Modern Fransa siyasetinin iblisleri ve Macron’un Libya siyaseti üzerine

Sinan Baykent Independent Türkçe için yazdı

Fotoğraf: AFP

Fransa, entelektüel planda Avrupa’nın daima en önde gelen ve en üretken ülkesi olmuştur. Büyük edebiyatçıları, sanatçıları, mimarları, felsefecileri ve siyaset kuramcılarıyla dünyaya yüzyıllar boyunca yön vermiş, evrensel değerler kazandırmıştır.

Dahası, düşünce hayatındaki bu dinamik gelenek – her ne kadar 1980’lerin sonlarından itibaren inişe geçmeye yüz tutmuşsa da – hâlâ diğer Avrupa ülkelerine kıyasla diri ve canlıdır.

Ne var ki Fransa, kültür levhasına ilişkin edindiği bu muazzam birikimin meyvelerini reel politik ve askerî anlamda, en azından Napolyon’dan beridir, bir türlü layıkıyla toplayamamıştır ve hatta toplamakta fevkalade beceriksiz kalmıştır.
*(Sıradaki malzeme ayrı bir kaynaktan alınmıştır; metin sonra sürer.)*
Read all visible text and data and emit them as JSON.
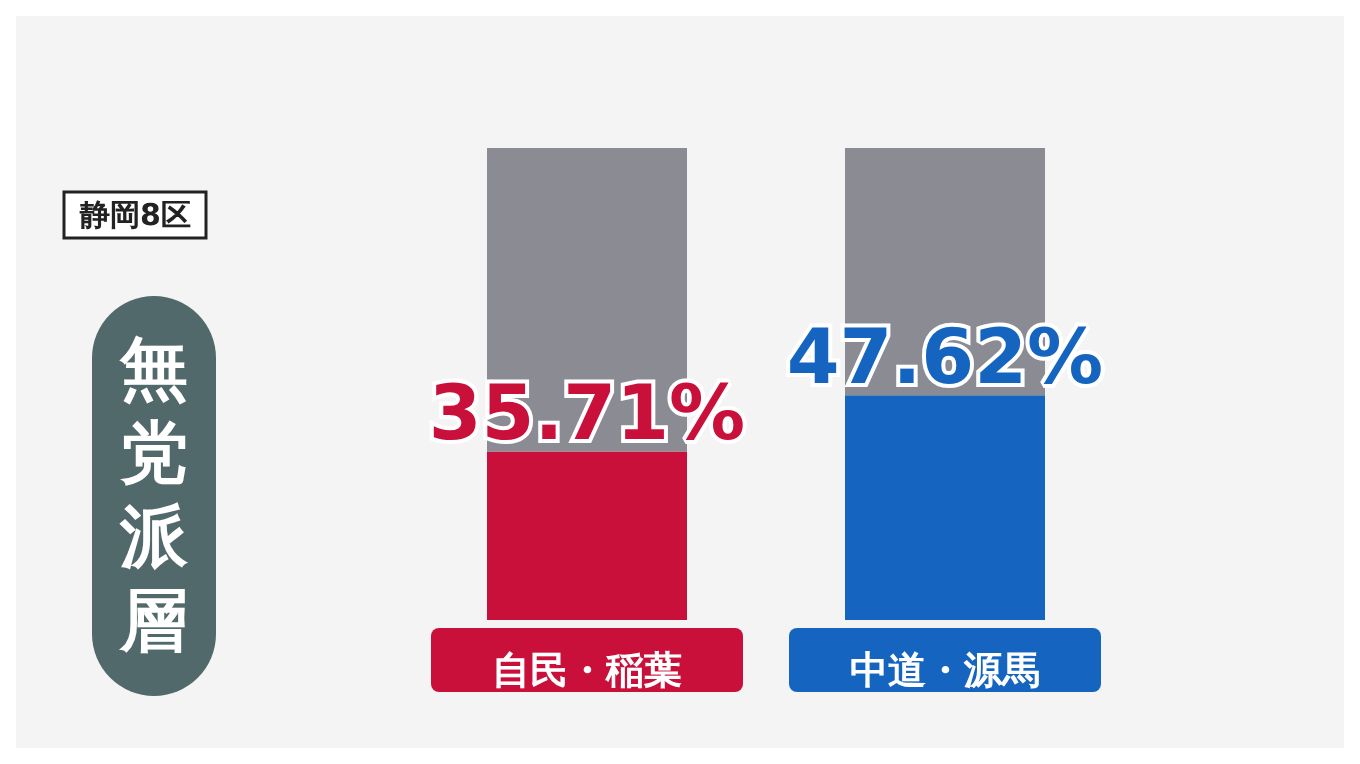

Birinci Fransız İmparatorluğu döneminde eski kıtada mutlak sayılabilecek bir hâkimiyet kurduktan sonra Rusya kapılarına dayanan Napolyon, aslında bu vesileyle Fransızlara altından kalkamayacakları bir “kompleksler demeti” bırakacağından o yıllarda muhtemelen habersizdi.
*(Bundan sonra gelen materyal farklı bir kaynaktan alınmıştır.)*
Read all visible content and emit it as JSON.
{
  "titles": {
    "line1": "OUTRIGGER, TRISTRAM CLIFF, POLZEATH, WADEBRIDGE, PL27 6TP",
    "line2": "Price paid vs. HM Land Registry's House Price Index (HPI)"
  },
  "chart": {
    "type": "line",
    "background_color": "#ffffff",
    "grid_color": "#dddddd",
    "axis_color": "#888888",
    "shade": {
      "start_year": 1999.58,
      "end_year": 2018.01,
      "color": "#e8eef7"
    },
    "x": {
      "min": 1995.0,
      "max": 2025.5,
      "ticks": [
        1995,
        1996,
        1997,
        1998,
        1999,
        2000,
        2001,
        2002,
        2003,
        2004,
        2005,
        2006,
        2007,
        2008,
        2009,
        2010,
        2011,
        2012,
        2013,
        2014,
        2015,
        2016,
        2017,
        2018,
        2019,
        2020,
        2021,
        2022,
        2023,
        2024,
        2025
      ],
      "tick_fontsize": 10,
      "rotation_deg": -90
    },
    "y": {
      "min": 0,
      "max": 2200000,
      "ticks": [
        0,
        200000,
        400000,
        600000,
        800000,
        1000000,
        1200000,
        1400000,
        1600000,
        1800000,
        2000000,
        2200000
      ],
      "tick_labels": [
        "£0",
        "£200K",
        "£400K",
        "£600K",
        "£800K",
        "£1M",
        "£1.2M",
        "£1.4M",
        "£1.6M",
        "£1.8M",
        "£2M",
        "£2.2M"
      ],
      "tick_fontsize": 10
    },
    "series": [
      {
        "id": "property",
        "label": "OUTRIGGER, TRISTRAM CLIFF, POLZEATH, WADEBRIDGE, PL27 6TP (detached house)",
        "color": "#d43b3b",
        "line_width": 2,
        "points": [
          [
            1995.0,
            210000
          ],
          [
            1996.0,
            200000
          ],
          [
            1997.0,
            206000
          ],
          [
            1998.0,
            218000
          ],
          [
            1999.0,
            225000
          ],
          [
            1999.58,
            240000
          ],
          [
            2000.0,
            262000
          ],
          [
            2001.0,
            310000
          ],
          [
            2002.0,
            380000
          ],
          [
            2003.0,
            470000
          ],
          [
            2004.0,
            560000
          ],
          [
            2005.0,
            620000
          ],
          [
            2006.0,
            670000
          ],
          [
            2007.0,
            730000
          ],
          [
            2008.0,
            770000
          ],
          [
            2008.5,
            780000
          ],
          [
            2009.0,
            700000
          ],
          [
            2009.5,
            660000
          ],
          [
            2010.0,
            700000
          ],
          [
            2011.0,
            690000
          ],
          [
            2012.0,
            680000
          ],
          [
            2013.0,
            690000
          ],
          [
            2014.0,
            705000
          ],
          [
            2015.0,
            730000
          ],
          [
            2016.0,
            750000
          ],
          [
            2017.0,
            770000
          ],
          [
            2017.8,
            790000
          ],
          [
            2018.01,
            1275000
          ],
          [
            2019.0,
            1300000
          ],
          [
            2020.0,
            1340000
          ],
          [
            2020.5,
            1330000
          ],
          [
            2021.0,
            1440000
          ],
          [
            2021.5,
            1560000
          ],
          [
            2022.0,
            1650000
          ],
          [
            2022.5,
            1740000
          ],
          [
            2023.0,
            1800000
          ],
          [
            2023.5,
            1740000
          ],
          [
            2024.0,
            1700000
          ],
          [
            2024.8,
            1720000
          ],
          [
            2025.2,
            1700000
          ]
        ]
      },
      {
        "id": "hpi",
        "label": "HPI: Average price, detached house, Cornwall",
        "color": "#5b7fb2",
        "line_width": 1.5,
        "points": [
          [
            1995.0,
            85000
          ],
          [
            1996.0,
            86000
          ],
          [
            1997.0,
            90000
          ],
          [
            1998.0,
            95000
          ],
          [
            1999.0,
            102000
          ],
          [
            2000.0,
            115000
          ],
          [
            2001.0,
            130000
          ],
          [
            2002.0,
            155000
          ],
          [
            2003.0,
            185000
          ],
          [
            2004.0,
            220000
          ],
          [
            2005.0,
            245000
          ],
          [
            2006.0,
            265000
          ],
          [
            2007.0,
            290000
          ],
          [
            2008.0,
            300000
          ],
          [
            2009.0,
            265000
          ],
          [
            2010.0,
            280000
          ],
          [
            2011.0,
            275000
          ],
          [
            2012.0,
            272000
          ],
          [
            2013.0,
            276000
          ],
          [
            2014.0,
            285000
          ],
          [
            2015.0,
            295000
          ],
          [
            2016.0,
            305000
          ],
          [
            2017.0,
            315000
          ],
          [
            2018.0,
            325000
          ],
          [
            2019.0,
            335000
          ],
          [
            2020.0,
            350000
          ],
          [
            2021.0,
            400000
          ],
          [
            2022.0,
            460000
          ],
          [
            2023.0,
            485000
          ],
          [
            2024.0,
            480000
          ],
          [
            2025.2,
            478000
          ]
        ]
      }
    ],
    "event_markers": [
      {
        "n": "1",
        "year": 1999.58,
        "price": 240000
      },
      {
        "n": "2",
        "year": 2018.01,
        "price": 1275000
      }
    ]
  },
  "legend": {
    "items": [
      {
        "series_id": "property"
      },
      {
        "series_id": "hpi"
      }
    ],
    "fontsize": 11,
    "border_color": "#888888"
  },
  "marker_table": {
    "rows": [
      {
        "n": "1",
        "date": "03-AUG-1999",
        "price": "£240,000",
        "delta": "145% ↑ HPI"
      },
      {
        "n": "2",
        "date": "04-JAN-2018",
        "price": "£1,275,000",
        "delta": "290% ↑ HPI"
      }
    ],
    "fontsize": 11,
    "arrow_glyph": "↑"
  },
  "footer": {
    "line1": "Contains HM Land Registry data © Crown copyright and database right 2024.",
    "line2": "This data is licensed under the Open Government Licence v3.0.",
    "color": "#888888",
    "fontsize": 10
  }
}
Gerçekten de Napolyon, öylesine kudretli bir “imparator” idi ki, fetihlerinin ve askerî dehasının tetiklediği hayranlık çağdaşlarının yanı sıra sonraları Üçüncü Reich’ın “Führer’i” Adolf Hitler’i bile kuşatmaya yetmişti.

28 Haziran 1940 tarihinde işgal altındaki Paris’e yaptığı bir ziyaret esnasında Hitler, Napolyon’un Invalides’deki mezarını “Fransız halkının geçmiş cevherine bir saygı göstergesi olarak” ziyaret etmiştir.

Sonunda her ikisi de Rusya seferlerinde aynı akıbete duçar olmaktan kurtulamamıştır.

Fransa 16'ncı yüzyıldan 19'ncu yüzyılın sonlarına değin bir sömürge imparatorluğu olagelmiştir.

Napolyon ise Fransa’ya denizaşırı egemenliğini Avrupa kıtasına yaymasına fırsat veren isim konumuna erişmiş, bu anlamda Fransız kibrini adeta zirve noktasına taşımıştır.

Ancak her “pik” aslında kaçınılmaz düşüşe bir “prelude” teşkil eder. Nitekim öyle de olmuştur.

1814 yılında Rus Çarı Birinci Aleksandr, görkemli ordularıyla Paris’e girmiştir örneğin. Akabinde bir toparlanma ve Afrika’nın paylaşımıyla birlikte ete kemiğe bürünen “yeni sömürgeleştirme” evresinden geçmiş olsa da Napolyon’un imparatorluk deneyiminin sonu aslında Fransa tarihi için utanç verici mağlubiyet ve bozgunlar silsilesinin başlangıcını simgelemiştir.

20'nci yüzyılı bir bakıma tepeden tırnağa Fransa’nın gerileme tarihi addedebiliriz.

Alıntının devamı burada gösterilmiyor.